In-brief: Cisco Systems has patched a serious security hole in its Prime Home, a network management tool that it markets as a way for service providers to manage “Internet of Things” devices in connected (“smart”) homes.
Cisco Systems has patched a serious security hole in its Prime Home, a network management tool that it markets as a way for service providers to manage “Internet of Things” devices in connected (“smart”) homes.
The company on Wednesday issued an alert warning of a flaw affecting the web-based graphical interface (GUI) of Cisco Prime Home. An attacker who knew the right web address to enter into her browser could use the flaw to circumvent the user authentication feature of the product, gaining administrative access to the product without a valid user name and password.
Cisco said it released a software update that addresses the vulnerability, but that no mitigations “workarounds” are available – short of patching.
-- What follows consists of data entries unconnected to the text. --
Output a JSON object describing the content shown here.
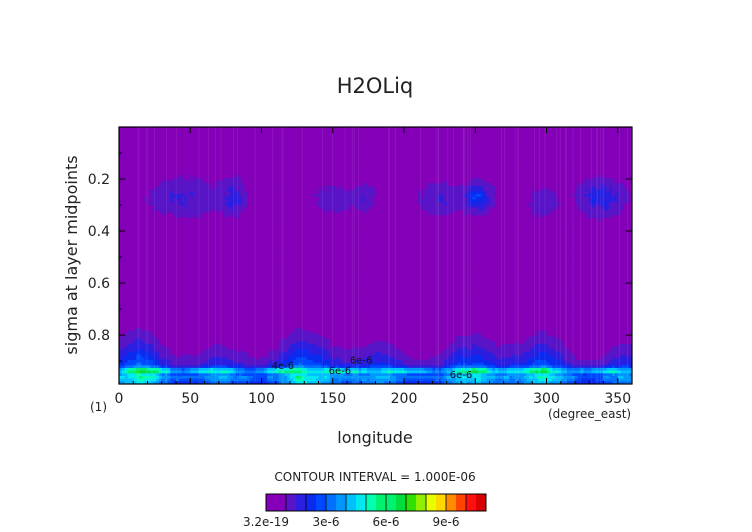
{
  "colors": {
    "background": "#ffffff",
    "frame": "#000000",
    "text": "#222222",
    "level_colors": [
      "#8400b8",
      "#5a14c8",
      "#2c1ee0",
      "#0a2af0",
      "#0048ff",
      "#0070ff",
      "#0096ff",
      "#00c0ff",
      "#00e8f0",
      "#00ffb0",
      "#00f070",
      "#00dd3c",
      "#30e000",
      "#90f000",
      "#e8ff00",
      "#ffd800",
      "#ff8c00",
      "#ff4400",
      "#ff1010",
      "#d80000"
    ]
  },
  "chart_data": {
    "type": "contour",
    "title": "H2OLiq",
    "xlabel": "longitude",
    "ylabel": "sigma at layer midpoints",
    "x_units": "(degree_east)",
    "panel_tag": "(1)",
    "xlim": [
      0,
      360
    ],
    "ylim": [
      0.988,
      0.0
    ],
    "x_ticks": [
      0,
      50,
      100,
      150,
      200,
      250,
      300,
      350
    ],
    "x_tick_labels": [
      "0",
      "50",
      "100",
      "150",
      "200",
      "250",
      "300",
      "350"
    ],
    "y_ticks": [
      0.2,
      0.4,
      0.6,
      0.8
    ],
    "y_tick_labels": [
      "0.2",
      "0.4",
      "0.6",
      "0.8"
    ],
    "contour_interval_text": "CONTOUR INTERVAL = 1.000E-06",
    "contour_interval": 1e-06,
    "colorbar": {
      "tick_labels": [
        "3.2e-19",
        "3e-6",
        "6e-6",
        "9e-6"
      ],
      "levels": 11
    },
    "inline_labels": [
      "4e-6",
      "6e-6",
      "6e-6",
      "6e-6"
    ],
    "cloud_cells": [
      {
        "lon": 45,
        "sigma": 0.27,
        "amp": 1.0,
        "dlon": 22,
        "dsig": 0.07
      },
      {
        "lon": 80,
        "sigma": 0.27,
        "amp": 1.6,
        "dlon": 8,
        "dsig": 0.06
      },
      {
        "lon": 150,
        "sigma": 0.28,
        "amp": 0.6,
        "dlon": 14,
        "dsig": 0.05
      },
      {
        "lon": 172,
        "sigma": 0.27,
        "amp": 0.8,
        "dlon": 7,
        "dsig": 0.05
      },
      {
        "lon": 226,
        "sigma": 0.28,
        "amp": 0.9,
        "dlon": 14,
        "dsig": 0.06
      },
      {
        "lon": 252,
        "sigma": 0.27,
        "amp": 2.6,
        "dlon": 9,
        "dsig": 0.05
      },
      {
        "lon": 298,
        "sigma": 0.29,
        "amp": 0.8,
        "dlon": 10,
        "dsig": 0.05
      },
      {
        "lon": 338,
        "sigma": 0.27,
        "amp": 2.0,
        "dlon": 14,
        "dsig": 0.06
      }
    ]
  }
}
The flaw affects Cisco Prime Home versions 184.108.40.206 and earlier and version 220.127.116.11 and earlier. Cisco Prime Home versions 6.0 and later are not vulnerable.
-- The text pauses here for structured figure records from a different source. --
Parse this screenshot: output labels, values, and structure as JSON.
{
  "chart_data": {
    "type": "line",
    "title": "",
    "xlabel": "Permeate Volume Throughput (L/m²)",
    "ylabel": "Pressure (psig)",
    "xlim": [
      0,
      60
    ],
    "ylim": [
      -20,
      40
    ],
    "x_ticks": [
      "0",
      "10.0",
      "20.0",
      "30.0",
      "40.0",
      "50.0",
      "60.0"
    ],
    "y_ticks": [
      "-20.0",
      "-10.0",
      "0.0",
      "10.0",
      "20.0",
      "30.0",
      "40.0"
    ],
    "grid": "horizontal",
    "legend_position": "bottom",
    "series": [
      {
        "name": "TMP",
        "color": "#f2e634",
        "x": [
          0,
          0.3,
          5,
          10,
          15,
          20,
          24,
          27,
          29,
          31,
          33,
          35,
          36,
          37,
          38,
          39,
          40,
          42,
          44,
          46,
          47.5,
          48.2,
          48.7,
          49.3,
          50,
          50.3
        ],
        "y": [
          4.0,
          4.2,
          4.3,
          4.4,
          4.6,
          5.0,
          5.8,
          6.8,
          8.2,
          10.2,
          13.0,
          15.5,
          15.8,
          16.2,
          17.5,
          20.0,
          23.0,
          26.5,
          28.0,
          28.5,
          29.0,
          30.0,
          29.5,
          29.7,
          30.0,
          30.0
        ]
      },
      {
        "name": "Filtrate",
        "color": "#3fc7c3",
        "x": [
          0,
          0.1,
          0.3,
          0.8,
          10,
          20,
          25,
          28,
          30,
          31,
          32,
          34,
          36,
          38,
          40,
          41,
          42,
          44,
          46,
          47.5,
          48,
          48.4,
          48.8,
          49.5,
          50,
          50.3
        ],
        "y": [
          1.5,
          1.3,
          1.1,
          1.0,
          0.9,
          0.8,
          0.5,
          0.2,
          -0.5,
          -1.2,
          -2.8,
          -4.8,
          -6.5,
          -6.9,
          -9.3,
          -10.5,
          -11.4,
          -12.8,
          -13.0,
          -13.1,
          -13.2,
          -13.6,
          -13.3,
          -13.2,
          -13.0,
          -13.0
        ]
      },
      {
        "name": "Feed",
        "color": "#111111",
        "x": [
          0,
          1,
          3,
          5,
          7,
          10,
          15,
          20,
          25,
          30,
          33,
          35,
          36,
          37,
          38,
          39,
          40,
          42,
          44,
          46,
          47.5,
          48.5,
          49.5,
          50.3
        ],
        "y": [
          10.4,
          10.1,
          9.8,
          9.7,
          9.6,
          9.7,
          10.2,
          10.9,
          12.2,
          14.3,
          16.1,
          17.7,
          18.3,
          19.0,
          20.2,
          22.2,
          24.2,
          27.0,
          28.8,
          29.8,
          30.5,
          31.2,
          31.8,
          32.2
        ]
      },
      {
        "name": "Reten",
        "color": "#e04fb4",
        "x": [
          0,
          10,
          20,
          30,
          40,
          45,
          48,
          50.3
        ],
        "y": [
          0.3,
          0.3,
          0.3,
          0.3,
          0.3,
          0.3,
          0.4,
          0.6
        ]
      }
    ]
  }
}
The flaw could be troublesome for Cisco customers, including Internet Service Providers that use Cisco Prime Home to provide visibility into and manage home networks. Prime Home is marketed for its ability to provide “deep operational visibility into a variety of devices in the home and the network behind them.”
Prime Home allows ISPs to directly manage connected home appliances like (Cisco) residential gateways, IP phones, set-top boxes, network attached storage and other devices. The device allows “zero-touch provisioning, remote configuration and configuration updates, software (including firmware) upgrades, monitoring, real-time problem diagnosis. Service providers can use it to troubleshoot of common home networking problems, such as a loss of wireless connectivity.” Bulk operations help “automate the mass management of home devices and help service providers lower the cost of deploying and maintaining large numbers of subscriber devices.”
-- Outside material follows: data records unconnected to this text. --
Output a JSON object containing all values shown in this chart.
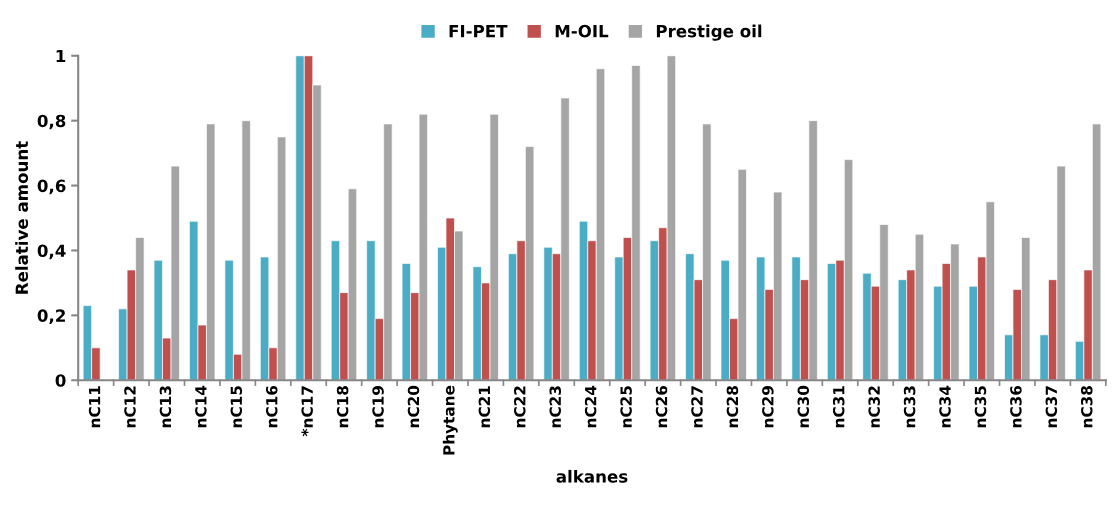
{
  "chart_data": {
    "type": "bar",
    "xlabel": "alkanes",
    "ylabel": "Relative amount",
    "categories": [
      "nC11",
      "nC12",
      "nC13",
      "nC14",
      "nC15",
      "nC16",
      "*nC17",
      "nC18",
      "nC19",
      "nC20",
      "Phytane",
      "nC21",
      "nC22",
      "nC23",
      "nC24",
      "nC25",
      "nC26",
      "nC27",
      "nC28",
      "nC29",
      "nC30",
      "nC31",
      "nC32",
      "nC33",
      "nC34",
      "nC35",
      "nC36",
      "nC37",
      "nC38"
    ],
    "series": [
      {
        "name": "FI-PET",
        "color": "#4bacc6",
        "values": [
          0.23,
          0.22,
          0.37,
          0.49,
          0.37,
          0.38,
          1,
          0.43,
          0.43,
          0.36,
          0.41,
          0.35,
          0.39,
          0.41,
          0.49,
          0.38,
          0.43,
          0.39,
          0.37,
          0.38,
          0.38,
          0.36,
          0.33,
          0.31,
          0.29,
          0.29,
          0.14,
          0.14,
          0.12
        ]
      },
      {
        "name": "M-OIL",
        "color": "#c0504d",
        "values": [
          0.1,
          0.34,
          0.13,
          0.17,
          0.08,
          0.1,
          1,
          0.27,
          0.19,
          0.27,
          0.5,
          0.3,
          0.43,
          0.39,
          0.43,
          0.44,
          0.47,
          0.31,
          0.19,
          0.28,
          0.31,
          0.37,
          0.29,
          0.34,
          0.36,
          0.38,
          0.28,
          0.31,
          0.34
        ]
      },
      {
        "name": "Prestige oil",
        "color": "#a5a5a5",
        "values": [
          null,
          0.44,
          0.66,
          0.79,
          0.8,
          0.75,
          0.91,
          0.59,
          0.79,
          0.82,
          0.46,
          0.82,
          0.72,
          0.87,
          0.96,
          0.97,
          1.0,
          0.79,
          0.65,
          0.58,
          0.8,
          0.68,
          0.48,
          0.45,
          0.42,
          0.55,
          0.44,
          0.66,
          0.79
        ]
      }
    ],
    "ylim": [
      0,
      1
    ],
    "yticks": [
      {
        "value": 0,
        "label": "0"
      },
      {
        "value": 0.2,
        "label": "0,2"
      },
      {
        "value": 0.4,
        "label": "0,4"
      },
      {
        "value": 0.6,
        "label": "0,6"
      },
      {
        "value": 0.8,
        "label": "0,8"
      },
      {
        "value": 1,
        "label": "1"
      }
    ],
    "grid": false,
    "legend": "top"
  }
}
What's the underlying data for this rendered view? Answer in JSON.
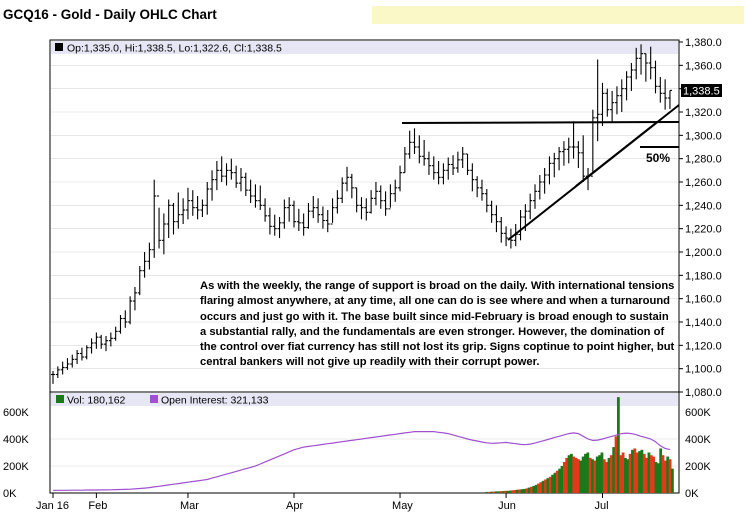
{
  "title": "GCQ16 - Gold - Daily OHLC Chart",
  "ohlc_legend": "Op:1,335.0, Hi:1,338.5, Lo:1,322.6, Cl:1,338.5",
  "last_price_label": "1,338.5",
  "fib_label": "50%",
  "volume_legend": "Vol: 180,162",
  "oi_legend": "Open Interest: 321,133",
  "commentary": "As with the weekly, the range of support is broad on the daily.  With international tensions flaring almost anywhere, at any time, all one can do is see where and when a turnaround occurs and just go with it.  The base built since mid-February is broad enough to sustain a substantial rally, and the fundamentals are even stronger.  However, the domination of the control over fiat currency has still not lost its grip.  Signs coptinue to point higher, but central bankers will not give up readily with their corrupt power.",
  "colors": {
    "price_bars": "#000000",
    "volume_up": "#1a7a1a",
    "volume_down": "#e03a1a",
    "open_interest": "#a050d0",
    "legend_bar_bg": "#e6e6f5",
    "highlight": "#fbf8c8"
  },
  "chart_data": [
    {
      "type": "ohlc",
      "title": "GCQ16 - Gold - Daily OHLC Chart",
      "x_tick_labels": [
        "Jan 16",
        "Feb",
        "Mar",
        "Apr",
        "May",
        "Jun",
        "Jul"
      ],
      "y_tick_labels": [
        "1,380.0",
        "1,360.0",
        "1,340.0",
        "1,320.0",
        "1,300.0",
        "1,280.0",
        "1,260.0",
        "1,240.0",
        "1,220.0",
        "1,200.0",
        "1,180.0",
        "1,160.0",
        "1,140.0",
        "1,120.0",
        "1,100.0",
        "1,080.0"
      ],
      "ylim": [
        1080,
        1380
      ],
      "y_side": "right",
      "grid": true,
      "bars": [
        {
          "h": 1098,
          "l": 1087,
          "c": 1095
        },
        {
          "h": 1102,
          "l": 1092,
          "c": 1099
        },
        {
          "h": 1106,
          "l": 1095,
          "c": 1101
        },
        {
          "h": 1109,
          "l": 1099,
          "c": 1104
        },
        {
          "h": 1112,
          "l": 1101,
          "c": 1108
        },
        {
          "h": 1116,
          "l": 1104,
          "c": 1113
        },
        {
          "h": 1118,
          "l": 1107,
          "c": 1110
        },
        {
          "h": 1120,
          "l": 1108,
          "c": 1118
        },
        {
          "h": 1126,
          "l": 1113,
          "c": 1122
        },
        {
          "h": 1131,
          "l": 1117,
          "c": 1127
        },
        {
          "h": 1129,
          "l": 1117,
          "c": 1121
        },
        {
          "h": 1128,
          "l": 1115,
          "c": 1124
        },
        {
          "h": 1131,
          "l": 1119,
          "c": 1126
        },
        {
          "h": 1136,
          "l": 1124,
          "c": 1132
        },
        {
          "h": 1146,
          "l": 1130,
          "c": 1143
        },
        {
          "h": 1150,
          "l": 1135,
          "c": 1140
        },
        {
          "h": 1162,
          "l": 1138,
          "c": 1158
        },
        {
          "h": 1170,
          "l": 1150,
          "c": 1165
        },
        {
          "h": 1188,
          "l": 1163,
          "c": 1184
        },
        {
          "h": 1200,
          "l": 1178,
          "c": 1192
        },
        {
          "h": 1208,
          "l": 1185,
          "c": 1202
        },
        {
          "h": 1262,
          "l": 1195,
          "c": 1248
        },
        {
          "h": 1238,
          "l": 1203,
          "c": 1210
        },
        {
          "h": 1233,
          "l": 1198,
          "c": 1224
        },
        {
          "h": 1245,
          "l": 1212,
          "c": 1240
        },
        {
          "h": 1242,
          "l": 1215,
          "c": 1226
        },
        {
          "h": 1251,
          "l": 1220,
          "c": 1232
        },
        {
          "h": 1246,
          "l": 1224,
          "c": 1236
        },
        {
          "h": 1255,
          "l": 1228,
          "c": 1244
        },
        {
          "h": 1253,
          "l": 1231,
          "c": 1238
        },
        {
          "h": 1248,
          "l": 1228,
          "c": 1236
        },
        {
          "h": 1245,
          "l": 1230,
          "c": 1240
        },
        {
          "h": 1260,
          "l": 1232,
          "c": 1254
        },
        {
          "h": 1270,
          "l": 1244,
          "c": 1262
        },
        {
          "h": 1278,
          "l": 1253,
          "c": 1270
        },
        {
          "h": 1282,
          "l": 1260,
          "c": 1265
        },
        {
          "h": 1276,
          "l": 1257,
          "c": 1270
        },
        {
          "h": 1280,
          "l": 1262,
          "c": 1268
        },
        {
          "h": 1274,
          "l": 1255,
          "c": 1259
        },
        {
          "h": 1272,
          "l": 1252,
          "c": 1264
        },
        {
          "h": 1268,
          "l": 1248,
          "c": 1253
        },
        {
          "h": 1262,
          "l": 1242,
          "c": 1248
        },
        {
          "h": 1258,
          "l": 1238,
          "c": 1244
        },
        {
          "h": 1257,
          "l": 1236,
          "c": 1240
        },
        {
          "h": 1246,
          "l": 1226,
          "c": 1231
        },
        {
          "h": 1238,
          "l": 1215,
          "c": 1222
        },
        {
          "h": 1232,
          "l": 1214,
          "c": 1220
        },
        {
          "h": 1230,
          "l": 1212,
          "c": 1225
        },
        {
          "h": 1245,
          "l": 1220,
          "c": 1238
        },
        {
          "h": 1247,
          "l": 1226,
          "c": 1240
        },
        {
          "h": 1244,
          "l": 1221,
          "c": 1226
        },
        {
          "h": 1237,
          "l": 1218,
          "c": 1225
        },
        {
          "h": 1233,
          "l": 1214,
          "c": 1221
        },
        {
          "h": 1242,
          "l": 1220,
          "c": 1235
        },
        {
          "h": 1248,
          "l": 1229,
          "c": 1238
        },
        {
          "h": 1246,
          "l": 1225,
          "c": 1232
        },
        {
          "h": 1239,
          "l": 1220,
          "c": 1227
        },
        {
          "h": 1236,
          "l": 1217,
          "c": 1224
        },
        {
          "h": 1246,
          "l": 1225,
          "c": 1238
        },
        {
          "h": 1253,
          "l": 1233,
          "c": 1246
        },
        {
          "h": 1264,
          "l": 1242,
          "c": 1259
        },
        {
          "h": 1273,
          "l": 1252,
          "c": 1264
        },
        {
          "h": 1267,
          "l": 1246,
          "c": 1255
        },
        {
          "h": 1255,
          "l": 1234,
          "c": 1240
        },
        {
          "h": 1247,
          "l": 1228,
          "c": 1238
        },
        {
          "h": 1246,
          "l": 1227,
          "c": 1234
        },
        {
          "h": 1253,
          "l": 1233,
          "c": 1246
        },
        {
          "h": 1260,
          "l": 1240,
          "c": 1252
        },
        {
          "h": 1257,
          "l": 1237,
          "c": 1244
        },
        {
          "h": 1252,
          "l": 1231,
          "c": 1237
        },
        {
          "h": 1258,
          "l": 1238,
          "c": 1250
        },
        {
          "h": 1262,
          "l": 1243,
          "c": 1255
        },
        {
          "h": 1274,
          "l": 1252,
          "c": 1268
        },
        {
          "h": 1290,
          "l": 1268,
          "c": 1284
        },
        {
          "h": 1304,
          "l": 1280,
          "c": 1294
        },
        {
          "h": 1306,
          "l": 1284,
          "c": 1290
        },
        {
          "h": 1300,
          "l": 1276,
          "c": 1282
        },
        {
          "h": 1296,
          "l": 1274,
          "c": 1280
        },
        {
          "h": 1286,
          "l": 1266,
          "c": 1274
        },
        {
          "h": 1282,
          "l": 1262,
          "c": 1268
        },
        {
          "h": 1278,
          "l": 1258,
          "c": 1264
        },
        {
          "h": 1276,
          "l": 1258,
          "c": 1270
        },
        {
          "h": 1281,
          "l": 1262,
          "c": 1275
        },
        {
          "h": 1283,
          "l": 1266,
          "c": 1272
        },
        {
          "h": 1286,
          "l": 1268,
          "c": 1279
        },
        {
          "h": 1290,
          "l": 1272,
          "c": 1284
        },
        {
          "h": 1284,
          "l": 1266,
          "c": 1270
        },
        {
          "h": 1276,
          "l": 1252,
          "c": 1262
        },
        {
          "h": 1265,
          "l": 1247,
          "c": 1255
        },
        {
          "h": 1262,
          "l": 1244,
          "c": 1250
        },
        {
          "h": 1254,
          "l": 1234,
          "c": 1240
        },
        {
          "h": 1244,
          "l": 1225,
          "c": 1232
        },
        {
          "h": 1240,
          "l": 1217,
          "c": 1226
        },
        {
          "h": 1230,
          "l": 1208,
          "c": 1216
        },
        {
          "h": 1222,
          "l": 1205,
          "c": 1212
        },
        {
          "h": 1220,
          "l": 1203,
          "c": 1210
        },
        {
          "h": 1224,
          "l": 1205,
          "c": 1215
        },
        {
          "h": 1236,
          "l": 1210,
          "c": 1230
        },
        {
          "h": 1241,
          "l": 1218,
          "c": 1235
        },
        {
          "h": 1250,
          "l": 1228,
          "c": 1244
        },
        {
          "h": 1258,
          "l": 1237,
          "c": 1252
        },
        {
          "h": 1266,
          "l": 1245,
          "c": 1260
        },
        {
          "h": 1272,
          "l": 1250,
          "c": 1266
        },
        {
          "h": 1282,
          "l": 1258,
          "c": 1276
        },
        {
          "h": 1285,
          "l": 1264,
          "c": 1280
        },
        {
          "h": 1290,
          "l": 1270,
          "c": 1286
        },
        {
          "h": 1295,
          "l": 1274,
          "c": 1288
        },
        {
          "h": 1298,
          "l": 1276,
          "c": 1290
        },
        {
          "h": 1312,
          "l": 1280,
          "c": 1290
        },
        {
          "h": 1295,
          "l": 1272,
          "c": 1285
        },
        {
          "h": 1300,
          "l": 1260,
          "c": 1265
        },
        {
          "h": 1272,
          "l": 1253,
          "c": 1265
        },
        {
          "h": 1322,
          "l": 1268,
          "c": 1315
        },
        {
          "h": 1365,
          "l": 1295,
          "c": 1318
        },
        {
          "h": 1345,
          "l": 1308,
          "c": 1336
        },
        {
          "h": 1340,
          "l": 1316,
          "c": 1322
        },
        {
          "h": 1338,
          "l": 1312,
          "c": 1328
        },
        {
          "h": 1342,
          "l": 1318,
          "c": 1334
        },
        {
          "h": 1348,
          "l": 1320,
          "c": 1340
        },
        {
          "h": 1355,
          "l": 1330,
          "c": 1350
        },
        {
          "h": 1362,
          "l": 1338,
          "c": 1356
        },
        {
          "h": 1375,
          "l": 1348,
          "c": 1366
        },
        {
          "h": 1378,
          "l": 1352,
          "c": 1370
        },
        {
          "h": 1370,
          "l": 1346,
          "c": 1362
        },
        {
          "h": 1376,
          "l": 1348,
          "c": 1358
        },
        {
          "h": 1364,
          "l": 1336,
          "c": 1342
        },
        {
          "h": 1350,
          "l": 1328,
          "c": 1336
        },
        {
          "h": 1348,
          "l": 1322,
          "c": 1332
        },
        {
          "h": 1338.5,
          "l": 1322.6,
          "c": 1338.5
        }
      ]
    },
    {
      "type": "bar",
      "title": "Volume / Open Interest",
      "y_tick_labels": [
        "600K",
        "400K",
        "200K",
        "0K"
      ],
      "ylim": [
        0,
        600000
      ],
      "volume_first_bar_index": 90,
      "volume": [
        8000,
        8000,
        10000,
        10000,
        12000,
        12000,
        14000,
        14000,
        16000,
        16000,
        18000,
        20000,
        22000,
        24000,
        26000,
        28000,
        30000,
        34000,
        40000,
        46000,
        52000,
        60000,
        70000,
        80000,
        90000,
        100000,
        110000,
        120000,
        135000,
        150000,
        165000,
        180000,
        200000,
        230000,
        260000,
        280000,
        290000,
        270000,
        260000,
        250000,
        240000,
        270000,
        290000,
        300000,
        260000,
        250000,
        240000,
        270000,
        280000,
        300000,
        250000,
        230000,
        260000,
        280000,
        340000,
        420000,
        710000,
        280000,
        300000,
        260000,
        250000,
        290000,
        320000,
        330000,
        300000,
        310000,
        320000,
        290000,
        260000,
        300000,
        280000,
        270000,
        230000,
        220000,
        330000,
        280000,
        240000,
        270000,
        250000,
        180162
      ],
      "volume_up": [
        true,
        false,
        true,
        false,
        true,
        true,
        false,
        true,
        false,
        true,
        true,
        false,
        false,
        true,
        false,
        true,
        true,
        false,
        true,
        false,
        true,
        true,
        false,
        false,
        true,
        false,
        true,
        false,
        true,
        true,
        false,
        true,
        true,
        false,
        false,
        true,
        true,
        false,
        false,
        false,
        true,
        true,
        true,
        true,
        false,
        true,
        false,
        true,
        true,
        true,
        false,
        false,
        true,
        false,
        true,
        false,
        true,
        false,
        false,
        true,
        true,
        false,
        true,
        false,
        false,
        true,
        true,
        false,
        false,
        true,
        false,
        false,
        true,
        true,
        true,
        false,
        false,
        true,
        false,
        true
      ],
      "open_interest": [
        20000,
        20000,
        20000,
        20000,
        21000,
        21000,
        21000,
        22000,
        22000,
        22000,
        23000,
        23000,
        24000,
        25000,
        26000,
        27000,
        28000,
        30000,
        33000,
        36000,
        40000,
        45000,
        50000,
        55000,
        60000,
        65000,
        70000,
        75000,
        80000,
        85000,
        90000,
        95000,
        100000,
        110000,
        120000,
        130000,
        140000,
        150000,
        160000,
        170000,
        180000,
        190000,
        200000,
        215000,
        230000,
        245000,
        260000,
        275000,
        290000,
        305000,
        320000,
        330000,
        340000,
        345000,
        350000,
        355000,
        360000,
        365000,
        370000,
        375000,
        380000,
        385000,
        390000,
        395000,
        400000,
        405000,
        410000,
        415000,
        420000,
        425000,
        430000,
        435000,
        440000,
        445000,
        450000,
        455000,
        455000,
        455000,
        455000,
        455000,
        450000,
        445000,
        440000,
        430000,
        420000,
        410000,
        400000,
        392000,
        385000,
        378000,
        372000,
        368000,
        370000,
        372000,
        375000,
        370000,
        365000,
        360000,
        358000,
        362000,
        370000,
        380000,
        390000,
        400000,
        410000,
        420000,
        430000,
        440000,
        445000,
        440000,
        420000,
        400000,
        390000,
        392000,
        400000,
        410000,
        420000,
        430000,
        440000,
        444000,
        440000,
        432000,
        420000,
        410000,
        400000,
        380000,
        350000,
        330000,
        321133
      ]
    }
  ]
}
This is just the latest authentication bypass vulnerability to make news. A report by the security firm Flashpoint identified a similar authentication bypass vulnerability in a web interface developed by the Chinese firm Xiongmai that used to manage closed circuit TV cameras, digital video recorders and other devices that used Xiongmai’s hardware. That flaw, and the use of a hard-coded administrator account, allowed attackers to take control of more than 100,000 cameras and other devices and infect them with the Mirai software, which was then used to launch denial of service attacks against the managed domain name system (DNS) provider Dyn and other sites.
The impact at least of the Cisco Prime appears to be small. A search of the Internet shows fewer than 100 of these devices publicly exposed. Many more are (likely) deployed, but protected behind firewalls and not easily discoverable. Unclear from the alert, however, is if the flaw is in a common component that is used by Home Prime, it may have impact well beyond that specific platform.